Dalam dialog dengan LN+psikolog Rossana Speranza menjelaskan bahwa masalahnya bukan terletak pada melanjutkan kebiasaan, namun pada Bagaimana Anda menghadapi pengembalian itu? dan dalam tuntutan yang dibebankan setiap orang pada diri mereka sendiri.

Rossana Speranza, psikolog

Menurut sang spesialis, selama liburan banyak rutinitas yang dilonggarkan atau ditangguhkan, sesuatu yang sangat wajar.
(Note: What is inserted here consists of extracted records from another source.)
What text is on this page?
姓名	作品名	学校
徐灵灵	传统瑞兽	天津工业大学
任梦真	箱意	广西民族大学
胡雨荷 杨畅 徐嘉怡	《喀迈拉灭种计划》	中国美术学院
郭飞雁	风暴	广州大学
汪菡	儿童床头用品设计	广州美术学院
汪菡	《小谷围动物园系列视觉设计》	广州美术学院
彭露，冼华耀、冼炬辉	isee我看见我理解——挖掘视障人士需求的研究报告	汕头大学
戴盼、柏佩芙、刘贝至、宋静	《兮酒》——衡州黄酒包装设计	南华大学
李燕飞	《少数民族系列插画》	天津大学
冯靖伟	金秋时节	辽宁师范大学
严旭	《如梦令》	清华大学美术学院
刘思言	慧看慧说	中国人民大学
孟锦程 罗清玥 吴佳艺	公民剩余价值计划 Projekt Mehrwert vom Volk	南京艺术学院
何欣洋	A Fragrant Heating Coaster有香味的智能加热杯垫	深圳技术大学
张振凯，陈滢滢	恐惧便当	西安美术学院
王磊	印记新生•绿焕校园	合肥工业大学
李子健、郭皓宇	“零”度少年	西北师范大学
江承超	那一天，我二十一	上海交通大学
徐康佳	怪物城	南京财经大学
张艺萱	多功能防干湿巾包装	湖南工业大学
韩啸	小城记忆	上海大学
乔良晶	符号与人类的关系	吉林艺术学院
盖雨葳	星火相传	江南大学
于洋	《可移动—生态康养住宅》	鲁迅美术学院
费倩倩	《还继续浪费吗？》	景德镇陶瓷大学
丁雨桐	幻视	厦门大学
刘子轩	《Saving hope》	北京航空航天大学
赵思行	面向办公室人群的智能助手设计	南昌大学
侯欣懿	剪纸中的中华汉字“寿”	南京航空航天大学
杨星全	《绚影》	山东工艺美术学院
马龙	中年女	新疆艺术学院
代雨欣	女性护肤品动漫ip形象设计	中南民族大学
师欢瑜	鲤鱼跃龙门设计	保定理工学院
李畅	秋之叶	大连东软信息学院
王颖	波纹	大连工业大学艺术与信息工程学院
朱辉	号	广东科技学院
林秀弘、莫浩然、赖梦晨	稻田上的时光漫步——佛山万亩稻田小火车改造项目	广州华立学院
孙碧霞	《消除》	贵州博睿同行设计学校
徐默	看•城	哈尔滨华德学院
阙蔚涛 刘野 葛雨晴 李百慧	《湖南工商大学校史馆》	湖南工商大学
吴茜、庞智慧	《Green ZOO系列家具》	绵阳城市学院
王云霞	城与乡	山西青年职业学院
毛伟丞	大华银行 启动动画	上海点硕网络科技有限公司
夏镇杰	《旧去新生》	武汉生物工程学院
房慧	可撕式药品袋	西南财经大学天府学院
Konflik muncul pada saat yang dimaksudkan melanjutkan semuanya sekaligusseolah-olah waktu itu tidak ada. “Saat kami kembali, kami mendapat tuntutan untuk kembali ke rutinitas seolah-olah kami tidak hidup di masa itu, yang meninggalkan jejak”kata Speranza.

Dalam hal ini, dia menekankan hal itu Yang paling merugikan bukanlah waktu untuk menghentikan suatu kebiasaantapi tingkat frustrasi yang muncul ketika mencoba memulai ulang. “Semakin Anda menuntut, semakin besar kemungkinan Anda menjadi frustrasi,” dia memperingatkan.

Psikolog mengklarifikasi bahwa stres belum tentu merupakan hal yang buruk. Dalam banyak kasus, ini berfungsi sebagai a mesin adaptasi. Namun, hal ini menjadi problematis bila dikombinasikan dengan mandat yang kaku tentang “seharusnya” kembali ke rutinitas.

“Ada budaya yang menempatkan kita pada posisi selalu tidak lengkap, ada yang salah, ada yang perlu diperbaiki,” jelasnya. Pesan konstan itu, tegasnya, mencegah pencatatan pencapaian dan menimbulkan perasaan tidak puas yang permanen.

Spesialis menyoroti perbedaan antara tuntutan dan motivasi

Poin penting lainnya yang disoroti Speranza adalah orang tidak selalu sama. Kebutuhan, harapan dan prioritas berubah, dan hal ini harus sejalan dengan identitas pribadi tanpa menjadi sumber konflik.

“Memotivasi diri sendiri itu baik, tapi juga mengidentifikasi hal-hal apa yang saat ini tidak sesuai dengan versi diri Anda saat ini,” tandasnya. Dalam proses itu, dia merekomendasikan selamatkan apa yang berhasil selama istirahat dan menerapkannya secara realistis ke dalam kehidupan sehari-hari Anda.

Spesialis tersebut menjelaskan bahwa kebiasaan dikonsolidasikan ketika diubah menjadi rutinitas otomatis, sebuah proses di mana ganglia basalisyang memungkinkan Anda bertindak berdasarkan “autopilot”. Oleh karena itu, lebih mudah untuk menambahkan kebiasaan positif ketika sudah ada dasar yang sehat, sedangkan untuk mengubah perilaku negatif diperlukan ketekunan dan kesabaran yang lebih besar.

Terakhir, Speranza menekankan pentingnya melatih kesadaran diri: belajar mengerem, meninjau ritme Anda sendiri dan menyesuaikan ekspektasi. “Anda harus mengembangkan kapasitas itu, yang memerlukan latihan”tutupnya.